Generally less glycosylation or deglycosylation has a detrimental effect on enzyme activity and stability. Increased production and secretion of cellobiase was earlier obtained in the presence of the glycosylation inhibitor 2-deoxy-d-glucose in filamentous fungus Termitomyces clypeatus [Mukherjee, S.; Chowdhury, S.; Ghorai, S.; Pal, S.; Khowala, S. Biotechnol. Lett.2006, 28, 1773-1778]. In this study the enzyme was purified from the culture medium by ultrafiltration and gel-permeation, ion-exchange and high-performance liquid chromatography, and its catalytic activity was six times higher compared to the control enzyme. K(m) and V(max) of the purified enzyme were measured as 0.187 mM and 0.018 U mg(-1), respectively, using pNPG as the substrate. The enzyme had temperature and pH optima at 45 degrees C and pH 5.4, respectively, and retained full activity in a pH range of 5-8 and temperatures of 30-60 degrees C. Interestingly less glycosylated cellobiase was resistant towards proteolytic as well as endoglycosidase-H digestion and showed higher stability than native enzyme due to increased aggregation of the protein. The enzyme also showed higher specific activity in the presence of cellobiose and pNPG and less susceptibility towards salts and different chemical agents. The beta-glucosidase can be considered as a potentially useful enzyme in various food-processing, pharmaceutical and fermentation industries.

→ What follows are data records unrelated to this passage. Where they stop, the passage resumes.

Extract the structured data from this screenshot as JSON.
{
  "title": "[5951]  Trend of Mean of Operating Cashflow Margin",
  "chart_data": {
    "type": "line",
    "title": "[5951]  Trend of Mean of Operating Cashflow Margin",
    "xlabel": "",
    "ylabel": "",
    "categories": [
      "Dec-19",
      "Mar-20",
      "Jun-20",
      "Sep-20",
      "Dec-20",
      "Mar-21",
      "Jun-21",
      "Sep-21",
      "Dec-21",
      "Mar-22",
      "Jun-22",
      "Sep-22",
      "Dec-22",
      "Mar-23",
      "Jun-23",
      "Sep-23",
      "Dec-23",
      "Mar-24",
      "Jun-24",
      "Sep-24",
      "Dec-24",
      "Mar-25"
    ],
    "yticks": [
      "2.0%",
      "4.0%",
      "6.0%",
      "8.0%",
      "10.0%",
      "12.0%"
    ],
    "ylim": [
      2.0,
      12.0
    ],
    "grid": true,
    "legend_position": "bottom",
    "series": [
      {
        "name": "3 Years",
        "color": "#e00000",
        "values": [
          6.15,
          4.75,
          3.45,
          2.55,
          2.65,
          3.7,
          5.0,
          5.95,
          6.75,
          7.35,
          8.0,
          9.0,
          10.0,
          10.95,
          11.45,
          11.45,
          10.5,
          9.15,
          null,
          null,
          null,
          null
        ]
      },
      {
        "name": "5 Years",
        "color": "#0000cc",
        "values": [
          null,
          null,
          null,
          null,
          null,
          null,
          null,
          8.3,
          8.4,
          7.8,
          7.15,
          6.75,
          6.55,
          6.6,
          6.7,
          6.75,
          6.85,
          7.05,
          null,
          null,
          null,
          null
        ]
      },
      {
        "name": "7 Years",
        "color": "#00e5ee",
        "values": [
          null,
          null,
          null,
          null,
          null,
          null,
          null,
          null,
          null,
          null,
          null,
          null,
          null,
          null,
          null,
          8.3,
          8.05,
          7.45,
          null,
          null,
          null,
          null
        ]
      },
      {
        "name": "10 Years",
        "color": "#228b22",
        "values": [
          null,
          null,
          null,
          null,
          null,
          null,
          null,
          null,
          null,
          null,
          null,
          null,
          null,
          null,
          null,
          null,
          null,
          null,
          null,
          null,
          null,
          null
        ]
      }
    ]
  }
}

Cellobiase from Termitomyces clypeatus: activity and secretion in presence of glycosylation inhibitors.

In presence of the glycosylation inhibitors, 2-deoxy-D-glucose (1 mg/ml), tunicamycin (30 microg/ml), 1-deoxynojirimycin (30 microg/ml) and D-glucono-delta-lactone (1 mg/ml), total cellobiase activity, in the extracellular, intracellular and cell bound fractions, of the fungus Termitomyces clypeatus grown in 20 ml cellobiose medium (1%, w/v) increased by 50-, 1.8-, 2.4-, 1.3-fold, respectively, with respect to control medium (16.3 U). The inhibitors also stimulated secretion of 95% of the total protein in culture medium, except D-glucono-delta-lactone which released 60% of the total protein. 2-Deoxy-D-glucose (1 mg/ml) led to production of extracellular cellobiase up to 40 U/ml, whereas in absence of the inhibitors only 0.59 U/ml enzyme was detected.